The only thing that stops me from hunting, again and again, is the lack of daylight (I HAVE been on night hunts).
The days are never long enough on this planet.

And in Oregon the days are shorter than in California.

The deciduous parts of the Oregon forests have acknowledged the coming of Autumn. There were golden colored trees everywhere!

Making our way through mushroom heaven, the roads were lined with gold, green, gold and green, with occasional splashes of the rest of the spectrum. The colors were changing Hugh (?) The contrasts were astounding.

The farther north you travel, the greener it gets.

Oregon makes California seem closer to a desert.And Washington makes Oregon seem kinda brown by contrast.

The weather forecast for this trip was showers with one day of cloudy only. Of course we took all of our rain gear. And although there was plenty of rain a week before and right up to this trip, it did not rain the entire time.

So everything was good and wet when we arrived. It was nice to have over pants as a 2nd layer for pushing through the soaking bushes, and a hat, even though I hate them, for pushing through the thicket, face first, going where no one has gone before.

There were so many mushrooms! Many were familiar to me and even more that I had never seen.

All of these edibles standing right next to the trails.Why hasn't anyone been here to pick these?

Must be one of those secret laughing places.

Probably because the population of Oregon isn't nearly that of California. And there's better things to do than hunt mushrooms.

From my home in Yuba City, north of Sacramento, this trip was 8 1/2 hours of driving, more with stops.

Now, Dimitar, one of our society's premier and upcoming scientists, and one of our most important society's assets, flew into Portland, rented a car and met up with us near Eugene.

But Portland is still a long way from where we were hunting. I have since found out that United Airlines flies to Eugene. This city is within one hour of everywhere we went on this trip.

Next time I think I'll fly. More time to hunt.

This man, Dimitar (pronounced di ME' ter) is very thorough in his study and documentation of the forest floor, and he barely covers any territory while I walk for miles. As soon as he enters the forest, he'll see something, and he's down on the ground. I'll go out and find a White Mine, maybe a Gold Mine, and when I come back by him, he's still on the ground. Of course, he sees many things that I don't and vice versa. We both get a different perspective on what we are experiencing. So when we DO finally get together later in a day, we exchange information and ideas and all of us learn a lot more than we EVER could on our own.

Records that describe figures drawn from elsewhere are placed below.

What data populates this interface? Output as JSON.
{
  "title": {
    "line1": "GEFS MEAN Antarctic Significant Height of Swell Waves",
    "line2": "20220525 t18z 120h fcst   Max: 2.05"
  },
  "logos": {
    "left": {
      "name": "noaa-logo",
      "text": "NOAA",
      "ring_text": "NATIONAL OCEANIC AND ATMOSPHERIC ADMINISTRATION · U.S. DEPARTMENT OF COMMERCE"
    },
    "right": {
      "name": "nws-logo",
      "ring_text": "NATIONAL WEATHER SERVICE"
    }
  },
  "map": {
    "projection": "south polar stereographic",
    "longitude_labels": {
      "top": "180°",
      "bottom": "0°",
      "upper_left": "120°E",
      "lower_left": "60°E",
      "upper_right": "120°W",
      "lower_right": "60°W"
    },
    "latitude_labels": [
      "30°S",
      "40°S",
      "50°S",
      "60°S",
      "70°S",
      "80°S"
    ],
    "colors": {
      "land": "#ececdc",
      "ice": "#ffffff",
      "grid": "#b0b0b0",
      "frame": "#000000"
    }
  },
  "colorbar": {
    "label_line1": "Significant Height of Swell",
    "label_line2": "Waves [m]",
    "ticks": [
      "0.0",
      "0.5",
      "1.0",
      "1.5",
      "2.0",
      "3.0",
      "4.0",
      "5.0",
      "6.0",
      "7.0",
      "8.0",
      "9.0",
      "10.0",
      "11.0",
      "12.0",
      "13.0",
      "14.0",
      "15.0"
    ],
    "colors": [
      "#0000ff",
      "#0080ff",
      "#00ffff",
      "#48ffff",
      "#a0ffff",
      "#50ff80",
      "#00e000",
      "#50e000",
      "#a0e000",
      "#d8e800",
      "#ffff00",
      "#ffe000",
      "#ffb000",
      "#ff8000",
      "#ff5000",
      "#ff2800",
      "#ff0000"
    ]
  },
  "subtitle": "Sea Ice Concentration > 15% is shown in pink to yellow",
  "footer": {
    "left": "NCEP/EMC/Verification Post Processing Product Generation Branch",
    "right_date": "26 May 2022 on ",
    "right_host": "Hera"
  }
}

That's what makes a mycological society like this so great.

It enables a lot of us to congregate and share our ideas and discoveries.

But you know that.

That's why you joined this club.

We returned to California with a cornucopia of mushrooms, edible and otherwise. We had King Boletes, Gold Chanterelles, White Chanterelles, Matsutakes, Shaggy Manes, Cauliflower, Lion's Mane, Lobsters and Agaricus, to name a few.

Our hostess on the coastess was quite the cook. We had mushroom everything! Of course you remember how I've always said that I don't like to eat mushrooms. But now I think I need to change my philosophy.

If the mushrooms are cooked by someone who knows how to cook (I don't, well OK, toast, Top Ramen), then I honestly cannot say "I don't like mushrooms".

I guess the only thing permanent is change. 

And the more I learn, the less I know.